Welcome to NGram’s documentation!¶
Contents:
Introduction¶
The NGram class extends the Python ‘set’ class with efficient fuzzy search for members by means of an N-gram similarity measure. It also has static methods to compare a pair of strings.
The N-grams are character based not word-based, and the class does not implement a language model, merely searching for members by string similarity.
The documentation and tutorial are on the PyPI package documentation site.
Installation¶
Install python-ngram from PyPI using pip installer:
pip install ngram
It should run on Python 2.6, Python 2.7 and Python 3.2
How does it work?¶
The set stores arbitrary items, but for non-string items a key function (such as str) must be specified to provide a string represenation. The key function can also be used to normalise string items (e.g. lower-casing) prior to N-gram indexing.
To index a string it pads the string with a specified dummy character, then splits it into overlapping substrings of N (default N=3) characters in length and associates each N-gram to the items that use it.

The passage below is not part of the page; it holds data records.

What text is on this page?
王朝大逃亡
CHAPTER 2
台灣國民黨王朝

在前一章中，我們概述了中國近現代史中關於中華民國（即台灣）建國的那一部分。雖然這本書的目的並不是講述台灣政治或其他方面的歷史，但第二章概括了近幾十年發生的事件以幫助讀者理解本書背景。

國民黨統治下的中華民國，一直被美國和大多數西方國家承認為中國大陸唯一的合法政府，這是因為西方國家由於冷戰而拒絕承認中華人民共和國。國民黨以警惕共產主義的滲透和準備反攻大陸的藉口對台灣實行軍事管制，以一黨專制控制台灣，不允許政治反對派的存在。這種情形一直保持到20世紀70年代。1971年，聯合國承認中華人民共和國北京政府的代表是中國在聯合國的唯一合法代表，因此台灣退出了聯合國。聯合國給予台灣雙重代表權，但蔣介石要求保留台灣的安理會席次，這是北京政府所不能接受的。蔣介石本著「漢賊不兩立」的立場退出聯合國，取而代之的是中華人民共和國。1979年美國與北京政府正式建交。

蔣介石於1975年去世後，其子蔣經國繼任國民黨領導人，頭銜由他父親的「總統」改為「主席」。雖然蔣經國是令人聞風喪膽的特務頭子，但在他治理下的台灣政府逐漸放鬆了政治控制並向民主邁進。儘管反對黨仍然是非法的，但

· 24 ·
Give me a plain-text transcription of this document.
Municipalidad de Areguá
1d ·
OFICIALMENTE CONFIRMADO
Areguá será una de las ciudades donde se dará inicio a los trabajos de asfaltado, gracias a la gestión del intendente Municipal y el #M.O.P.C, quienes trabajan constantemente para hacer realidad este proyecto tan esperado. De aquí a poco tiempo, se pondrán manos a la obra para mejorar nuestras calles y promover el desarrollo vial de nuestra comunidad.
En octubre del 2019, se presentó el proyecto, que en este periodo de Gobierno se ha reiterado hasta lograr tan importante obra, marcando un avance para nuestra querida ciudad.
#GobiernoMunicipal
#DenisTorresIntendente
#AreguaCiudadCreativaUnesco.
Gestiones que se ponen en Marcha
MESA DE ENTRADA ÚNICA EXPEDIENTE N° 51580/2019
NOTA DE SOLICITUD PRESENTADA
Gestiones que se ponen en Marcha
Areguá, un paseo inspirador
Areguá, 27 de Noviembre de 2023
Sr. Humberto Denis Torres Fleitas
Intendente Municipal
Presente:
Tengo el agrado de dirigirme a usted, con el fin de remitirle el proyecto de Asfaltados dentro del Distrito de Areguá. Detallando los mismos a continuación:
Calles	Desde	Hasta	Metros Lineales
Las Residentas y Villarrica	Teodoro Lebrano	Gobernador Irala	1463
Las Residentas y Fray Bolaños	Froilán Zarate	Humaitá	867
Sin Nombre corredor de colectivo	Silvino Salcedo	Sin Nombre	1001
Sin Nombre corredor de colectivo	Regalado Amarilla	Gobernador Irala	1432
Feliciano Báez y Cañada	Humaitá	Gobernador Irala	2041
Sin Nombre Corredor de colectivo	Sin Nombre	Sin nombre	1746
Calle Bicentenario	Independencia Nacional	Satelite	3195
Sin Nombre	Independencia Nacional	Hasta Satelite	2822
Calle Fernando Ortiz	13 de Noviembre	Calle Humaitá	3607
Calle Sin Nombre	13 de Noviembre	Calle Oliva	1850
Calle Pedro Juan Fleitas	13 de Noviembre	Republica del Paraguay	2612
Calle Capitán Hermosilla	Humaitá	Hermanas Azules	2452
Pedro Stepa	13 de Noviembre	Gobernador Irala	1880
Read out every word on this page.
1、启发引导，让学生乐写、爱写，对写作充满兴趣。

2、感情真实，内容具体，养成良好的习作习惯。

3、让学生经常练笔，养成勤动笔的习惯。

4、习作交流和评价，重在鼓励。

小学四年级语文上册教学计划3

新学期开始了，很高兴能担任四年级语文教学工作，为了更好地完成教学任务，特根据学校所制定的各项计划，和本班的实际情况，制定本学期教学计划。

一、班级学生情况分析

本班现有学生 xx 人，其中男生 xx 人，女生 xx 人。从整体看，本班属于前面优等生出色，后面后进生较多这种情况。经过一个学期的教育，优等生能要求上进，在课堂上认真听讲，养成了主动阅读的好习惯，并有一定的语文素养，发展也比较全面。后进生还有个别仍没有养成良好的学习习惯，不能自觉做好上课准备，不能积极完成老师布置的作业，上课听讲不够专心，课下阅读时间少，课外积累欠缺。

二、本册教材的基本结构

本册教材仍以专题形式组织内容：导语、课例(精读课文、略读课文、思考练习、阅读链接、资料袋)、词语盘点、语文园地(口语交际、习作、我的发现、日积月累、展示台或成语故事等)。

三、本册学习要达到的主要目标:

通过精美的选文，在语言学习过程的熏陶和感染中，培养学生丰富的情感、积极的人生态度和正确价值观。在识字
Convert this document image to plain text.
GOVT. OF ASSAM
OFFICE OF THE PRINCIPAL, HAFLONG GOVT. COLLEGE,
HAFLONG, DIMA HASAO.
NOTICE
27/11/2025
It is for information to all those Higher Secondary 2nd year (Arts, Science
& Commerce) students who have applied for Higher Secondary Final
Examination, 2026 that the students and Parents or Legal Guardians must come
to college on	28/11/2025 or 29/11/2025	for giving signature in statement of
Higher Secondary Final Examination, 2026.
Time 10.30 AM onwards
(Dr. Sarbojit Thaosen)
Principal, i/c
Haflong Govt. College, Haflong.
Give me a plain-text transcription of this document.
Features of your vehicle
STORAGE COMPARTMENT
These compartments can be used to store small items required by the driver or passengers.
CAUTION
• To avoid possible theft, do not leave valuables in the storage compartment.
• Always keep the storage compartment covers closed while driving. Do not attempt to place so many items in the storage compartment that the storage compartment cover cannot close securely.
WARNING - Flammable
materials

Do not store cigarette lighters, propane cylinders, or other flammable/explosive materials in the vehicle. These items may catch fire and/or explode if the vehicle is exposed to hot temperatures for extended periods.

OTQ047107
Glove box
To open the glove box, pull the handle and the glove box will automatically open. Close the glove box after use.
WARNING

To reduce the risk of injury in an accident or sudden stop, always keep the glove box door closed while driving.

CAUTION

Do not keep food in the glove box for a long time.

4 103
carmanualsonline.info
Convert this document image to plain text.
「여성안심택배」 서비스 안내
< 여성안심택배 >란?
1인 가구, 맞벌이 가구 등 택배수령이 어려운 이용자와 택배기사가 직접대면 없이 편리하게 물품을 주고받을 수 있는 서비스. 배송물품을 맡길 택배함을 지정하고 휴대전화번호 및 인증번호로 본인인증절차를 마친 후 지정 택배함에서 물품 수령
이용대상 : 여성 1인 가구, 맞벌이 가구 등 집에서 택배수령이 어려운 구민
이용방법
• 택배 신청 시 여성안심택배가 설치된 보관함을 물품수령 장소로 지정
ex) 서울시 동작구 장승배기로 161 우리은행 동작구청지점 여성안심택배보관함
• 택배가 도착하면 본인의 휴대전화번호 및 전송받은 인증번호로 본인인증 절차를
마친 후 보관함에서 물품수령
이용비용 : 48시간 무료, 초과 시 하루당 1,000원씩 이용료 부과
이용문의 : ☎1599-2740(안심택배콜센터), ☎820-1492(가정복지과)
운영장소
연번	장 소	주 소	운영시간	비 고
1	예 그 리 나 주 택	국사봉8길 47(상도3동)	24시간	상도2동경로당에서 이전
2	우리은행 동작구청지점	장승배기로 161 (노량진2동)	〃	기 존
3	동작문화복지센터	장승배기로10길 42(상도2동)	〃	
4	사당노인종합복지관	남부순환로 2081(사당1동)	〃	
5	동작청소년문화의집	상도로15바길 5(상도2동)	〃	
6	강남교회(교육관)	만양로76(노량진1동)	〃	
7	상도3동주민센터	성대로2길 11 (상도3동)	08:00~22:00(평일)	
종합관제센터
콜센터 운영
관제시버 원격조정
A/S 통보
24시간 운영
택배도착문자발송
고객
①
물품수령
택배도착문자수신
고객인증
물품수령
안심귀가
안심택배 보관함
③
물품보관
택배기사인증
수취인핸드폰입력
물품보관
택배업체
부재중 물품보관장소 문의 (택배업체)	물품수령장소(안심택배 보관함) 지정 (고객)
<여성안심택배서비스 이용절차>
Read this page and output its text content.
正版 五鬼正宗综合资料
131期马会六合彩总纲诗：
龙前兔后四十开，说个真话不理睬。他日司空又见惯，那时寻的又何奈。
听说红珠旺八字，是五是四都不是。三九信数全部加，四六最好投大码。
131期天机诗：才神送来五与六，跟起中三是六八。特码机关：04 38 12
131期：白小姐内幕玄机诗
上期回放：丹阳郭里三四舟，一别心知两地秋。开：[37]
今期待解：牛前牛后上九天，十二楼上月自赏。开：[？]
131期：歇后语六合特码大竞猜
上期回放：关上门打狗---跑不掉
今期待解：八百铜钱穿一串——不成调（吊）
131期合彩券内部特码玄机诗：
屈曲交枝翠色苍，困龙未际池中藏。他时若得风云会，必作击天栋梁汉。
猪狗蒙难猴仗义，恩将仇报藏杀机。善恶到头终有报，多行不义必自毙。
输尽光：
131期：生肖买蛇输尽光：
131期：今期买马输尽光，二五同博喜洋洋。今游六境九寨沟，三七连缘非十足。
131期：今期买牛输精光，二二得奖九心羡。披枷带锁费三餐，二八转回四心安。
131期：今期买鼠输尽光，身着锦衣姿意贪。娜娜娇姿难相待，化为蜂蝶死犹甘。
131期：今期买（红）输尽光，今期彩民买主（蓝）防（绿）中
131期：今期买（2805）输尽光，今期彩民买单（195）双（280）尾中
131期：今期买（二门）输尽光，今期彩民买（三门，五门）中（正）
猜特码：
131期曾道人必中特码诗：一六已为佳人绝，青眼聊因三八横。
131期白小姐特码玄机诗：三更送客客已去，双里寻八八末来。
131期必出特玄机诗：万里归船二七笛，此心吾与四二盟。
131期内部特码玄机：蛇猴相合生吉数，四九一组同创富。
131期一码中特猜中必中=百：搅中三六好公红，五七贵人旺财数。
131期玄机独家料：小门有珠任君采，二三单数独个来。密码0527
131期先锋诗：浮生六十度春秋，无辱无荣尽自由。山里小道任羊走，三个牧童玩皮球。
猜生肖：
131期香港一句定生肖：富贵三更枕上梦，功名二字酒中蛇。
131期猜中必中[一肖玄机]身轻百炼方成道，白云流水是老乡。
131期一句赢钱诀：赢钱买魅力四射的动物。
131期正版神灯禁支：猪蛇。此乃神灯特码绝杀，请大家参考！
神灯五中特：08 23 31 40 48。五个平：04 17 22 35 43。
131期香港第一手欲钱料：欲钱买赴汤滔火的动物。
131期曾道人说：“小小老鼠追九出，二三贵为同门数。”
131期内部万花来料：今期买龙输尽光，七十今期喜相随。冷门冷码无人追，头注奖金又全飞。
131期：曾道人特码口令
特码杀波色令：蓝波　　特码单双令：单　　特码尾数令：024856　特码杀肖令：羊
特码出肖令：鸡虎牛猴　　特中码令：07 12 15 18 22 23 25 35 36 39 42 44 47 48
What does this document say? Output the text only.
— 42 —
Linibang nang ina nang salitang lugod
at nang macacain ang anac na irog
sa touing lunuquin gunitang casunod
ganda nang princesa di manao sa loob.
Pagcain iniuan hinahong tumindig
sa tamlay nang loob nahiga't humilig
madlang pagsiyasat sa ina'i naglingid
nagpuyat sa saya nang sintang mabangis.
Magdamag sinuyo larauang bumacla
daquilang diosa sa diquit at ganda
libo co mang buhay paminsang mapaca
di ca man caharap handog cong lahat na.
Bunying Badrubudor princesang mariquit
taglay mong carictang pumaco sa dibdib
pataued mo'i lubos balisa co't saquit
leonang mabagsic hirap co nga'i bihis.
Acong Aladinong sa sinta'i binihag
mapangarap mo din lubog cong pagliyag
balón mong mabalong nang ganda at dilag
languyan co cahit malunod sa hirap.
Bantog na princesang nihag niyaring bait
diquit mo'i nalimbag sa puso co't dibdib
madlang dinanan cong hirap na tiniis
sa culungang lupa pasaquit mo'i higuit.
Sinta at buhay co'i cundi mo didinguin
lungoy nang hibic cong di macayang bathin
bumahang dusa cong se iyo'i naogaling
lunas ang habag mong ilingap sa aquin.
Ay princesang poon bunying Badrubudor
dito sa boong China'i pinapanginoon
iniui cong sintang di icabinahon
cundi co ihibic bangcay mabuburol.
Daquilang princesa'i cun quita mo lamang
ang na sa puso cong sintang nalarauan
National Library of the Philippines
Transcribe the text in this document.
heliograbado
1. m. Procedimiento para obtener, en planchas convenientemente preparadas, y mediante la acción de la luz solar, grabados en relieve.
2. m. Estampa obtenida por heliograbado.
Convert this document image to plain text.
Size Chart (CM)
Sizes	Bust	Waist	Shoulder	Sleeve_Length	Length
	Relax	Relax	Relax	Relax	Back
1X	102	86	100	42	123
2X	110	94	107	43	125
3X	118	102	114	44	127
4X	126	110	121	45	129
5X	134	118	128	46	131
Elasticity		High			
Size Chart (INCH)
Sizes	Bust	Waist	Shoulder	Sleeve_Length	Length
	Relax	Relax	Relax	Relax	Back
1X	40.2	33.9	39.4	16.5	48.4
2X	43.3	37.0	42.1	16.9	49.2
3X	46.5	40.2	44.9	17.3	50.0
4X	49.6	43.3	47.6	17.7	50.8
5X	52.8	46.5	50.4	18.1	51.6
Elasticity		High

To find items similar to a query string, it splits the query into N-grams, collects all items sharing at least one N-gram with the query, and ranks the items by score based on the ratio of shared to unshared N-grams between strings.
History¶
In 2007, Michel Albert (exhuma) wrote the python-ngram module based on Perl’s String::Trigram module by Tarek Ahmed, and committed the code for 2.0.0b2 to a now-disused Sourceforge subversion repo.
Since late 2008, Graham Poulter has maintained python-ngram, initially refactoring it to build on the set class, and also adding features, documentation, tests, performance improvements and Python 3 support.
Primary development takes place on GitHub, but changes are also pushed to the earlier repo on Google Code.
Release Notes¶
Version 3.3.0¶
Released 2012-06-29
- NEW FEATURES
Correct support for remaining set methods: pop, clear, union, intersection, difference, symmetric_difference
Can provide alternate items to the copy method
- IMPROVEMENTS
Update license from LGPL to LGPL version 3
Revised readme to work with GitHub, PyPI and generated docs.
Tox to run all doctests, pass under 2.7 and 3.2
- BUG FIXES
Fix unused threshold param in searchitem method
Fix intersection_update to accept multiple other iterables
Version 3.2.1¶
Released 2012-06-28
Fix bug in symmetric_difference_update method
Update release notes / changelog
Update tutorial
Version 3.2.0¶
Released 2012-06-25
- NEW FEATURES
“csvjoin” script performs SQL-like join between CSV tables based on string similarity.
NGram instances can now be pickled/unpickled (added __reduce__)
Add searchitem method to search by item (search method takes a string)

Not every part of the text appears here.